The Republican Party needs to abandon its “big tent” rhetoric and find a voice on values if it wants to remain relevant to American voters, Family Research Council President Gary Bauer said in a Nov. 20 address at the Heritage Foundation.
“The great danger facing America is not from barbarians at the gates, but the sickness of our own hearts,” Bauer said. “What is at stake is whether this great experiment in ordered liberty under God can survive. That was the great issue that should have been central to the presidential election. Instead, in some bizarre role reversal, the party most associated with the permissiveness of the last 30 years constantly talked about values, while the party — my party — that counts on the votes of millions of Americans worried about our virtue deficit, instead seems obsessed with our wallets.”

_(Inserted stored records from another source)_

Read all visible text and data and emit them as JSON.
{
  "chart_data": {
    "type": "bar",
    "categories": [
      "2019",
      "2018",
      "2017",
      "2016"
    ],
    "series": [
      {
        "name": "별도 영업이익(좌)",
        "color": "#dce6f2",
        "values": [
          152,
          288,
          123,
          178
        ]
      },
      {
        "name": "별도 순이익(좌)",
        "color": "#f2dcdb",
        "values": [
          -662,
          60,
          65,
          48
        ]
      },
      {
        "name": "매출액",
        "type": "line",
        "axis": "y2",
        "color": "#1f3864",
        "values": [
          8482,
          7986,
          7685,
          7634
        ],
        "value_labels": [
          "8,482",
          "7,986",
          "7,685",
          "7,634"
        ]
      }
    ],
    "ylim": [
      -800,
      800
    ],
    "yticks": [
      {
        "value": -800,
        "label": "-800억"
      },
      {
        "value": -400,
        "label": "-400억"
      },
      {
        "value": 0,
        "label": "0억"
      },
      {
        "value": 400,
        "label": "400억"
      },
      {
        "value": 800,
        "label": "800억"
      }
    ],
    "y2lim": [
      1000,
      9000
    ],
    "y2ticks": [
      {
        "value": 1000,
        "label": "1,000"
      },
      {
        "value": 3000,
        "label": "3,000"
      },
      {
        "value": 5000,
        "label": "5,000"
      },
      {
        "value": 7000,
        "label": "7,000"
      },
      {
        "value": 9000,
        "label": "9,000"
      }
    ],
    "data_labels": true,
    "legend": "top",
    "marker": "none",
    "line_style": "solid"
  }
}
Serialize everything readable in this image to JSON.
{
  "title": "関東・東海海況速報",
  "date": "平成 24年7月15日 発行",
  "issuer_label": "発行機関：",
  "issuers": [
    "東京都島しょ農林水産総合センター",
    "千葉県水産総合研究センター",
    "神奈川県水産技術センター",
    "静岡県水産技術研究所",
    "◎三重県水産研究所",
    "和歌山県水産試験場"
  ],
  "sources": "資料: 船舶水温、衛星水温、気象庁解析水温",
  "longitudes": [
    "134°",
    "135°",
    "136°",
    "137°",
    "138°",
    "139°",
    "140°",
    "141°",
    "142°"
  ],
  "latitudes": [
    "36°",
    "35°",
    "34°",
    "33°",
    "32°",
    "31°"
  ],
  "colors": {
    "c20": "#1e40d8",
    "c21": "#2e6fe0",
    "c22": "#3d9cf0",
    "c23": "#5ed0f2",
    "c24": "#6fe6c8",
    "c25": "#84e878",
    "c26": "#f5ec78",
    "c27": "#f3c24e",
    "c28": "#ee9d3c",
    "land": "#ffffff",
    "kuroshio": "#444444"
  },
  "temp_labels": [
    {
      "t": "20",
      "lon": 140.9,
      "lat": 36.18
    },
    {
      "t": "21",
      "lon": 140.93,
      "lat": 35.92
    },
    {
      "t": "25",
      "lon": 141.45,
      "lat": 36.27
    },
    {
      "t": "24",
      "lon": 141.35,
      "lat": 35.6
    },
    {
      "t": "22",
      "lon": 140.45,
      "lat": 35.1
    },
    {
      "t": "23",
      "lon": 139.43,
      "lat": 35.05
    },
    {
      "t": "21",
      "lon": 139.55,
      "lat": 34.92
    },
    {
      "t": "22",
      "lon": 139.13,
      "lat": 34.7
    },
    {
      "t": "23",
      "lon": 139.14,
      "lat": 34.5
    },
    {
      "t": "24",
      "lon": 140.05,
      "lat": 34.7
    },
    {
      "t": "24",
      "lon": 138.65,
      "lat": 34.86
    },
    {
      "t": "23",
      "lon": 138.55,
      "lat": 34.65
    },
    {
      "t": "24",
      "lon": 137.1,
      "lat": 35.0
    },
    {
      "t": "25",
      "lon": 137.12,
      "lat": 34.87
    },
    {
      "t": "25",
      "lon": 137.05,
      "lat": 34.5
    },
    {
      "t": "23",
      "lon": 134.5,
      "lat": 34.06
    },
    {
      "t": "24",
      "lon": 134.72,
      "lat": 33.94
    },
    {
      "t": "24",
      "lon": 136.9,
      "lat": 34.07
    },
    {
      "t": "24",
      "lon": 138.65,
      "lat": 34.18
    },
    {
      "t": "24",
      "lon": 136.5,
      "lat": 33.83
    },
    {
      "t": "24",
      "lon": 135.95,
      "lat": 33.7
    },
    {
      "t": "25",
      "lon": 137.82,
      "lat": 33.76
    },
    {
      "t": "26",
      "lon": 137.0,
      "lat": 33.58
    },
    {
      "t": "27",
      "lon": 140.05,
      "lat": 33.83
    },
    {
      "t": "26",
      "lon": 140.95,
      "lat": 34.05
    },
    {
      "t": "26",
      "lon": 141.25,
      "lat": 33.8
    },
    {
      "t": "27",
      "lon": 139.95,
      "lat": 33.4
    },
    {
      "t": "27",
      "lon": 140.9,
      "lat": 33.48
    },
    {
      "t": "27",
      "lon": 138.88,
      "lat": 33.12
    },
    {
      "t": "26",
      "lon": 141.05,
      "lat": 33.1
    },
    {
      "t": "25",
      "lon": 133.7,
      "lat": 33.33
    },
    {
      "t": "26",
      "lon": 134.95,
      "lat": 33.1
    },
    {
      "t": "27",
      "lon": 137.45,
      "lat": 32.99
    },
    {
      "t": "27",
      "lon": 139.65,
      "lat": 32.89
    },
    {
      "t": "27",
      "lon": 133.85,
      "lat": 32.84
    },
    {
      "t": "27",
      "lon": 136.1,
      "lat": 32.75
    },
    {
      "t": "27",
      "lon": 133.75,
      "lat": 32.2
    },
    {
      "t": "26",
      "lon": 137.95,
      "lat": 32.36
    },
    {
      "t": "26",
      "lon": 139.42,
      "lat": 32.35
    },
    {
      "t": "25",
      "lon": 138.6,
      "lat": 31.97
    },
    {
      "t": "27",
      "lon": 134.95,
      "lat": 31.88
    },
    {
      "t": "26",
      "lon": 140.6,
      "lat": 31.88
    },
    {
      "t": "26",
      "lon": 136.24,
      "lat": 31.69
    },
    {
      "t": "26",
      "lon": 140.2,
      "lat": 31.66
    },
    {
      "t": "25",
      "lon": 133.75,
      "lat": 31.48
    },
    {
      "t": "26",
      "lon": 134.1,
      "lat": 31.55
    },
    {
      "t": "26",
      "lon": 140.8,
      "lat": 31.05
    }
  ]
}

Bauer said the 1996 campaign was doomed from the beginning because party leaders were “obsessed with the mantra of big tent.'” The “big tent” is a metaphor used by Republicans who want to abandon conservative moral positions and concentrate on fiscal issues. Bauer asked, “A big tent for what? To what end? To change America how? To improve the prospects for our families and children in what way? We can mock Bill Clinton’s bridge to the 21st century, but it at least signals ideas. Big tent signals that when it comes to ideas we don’t care enough to make a case for what we believe.”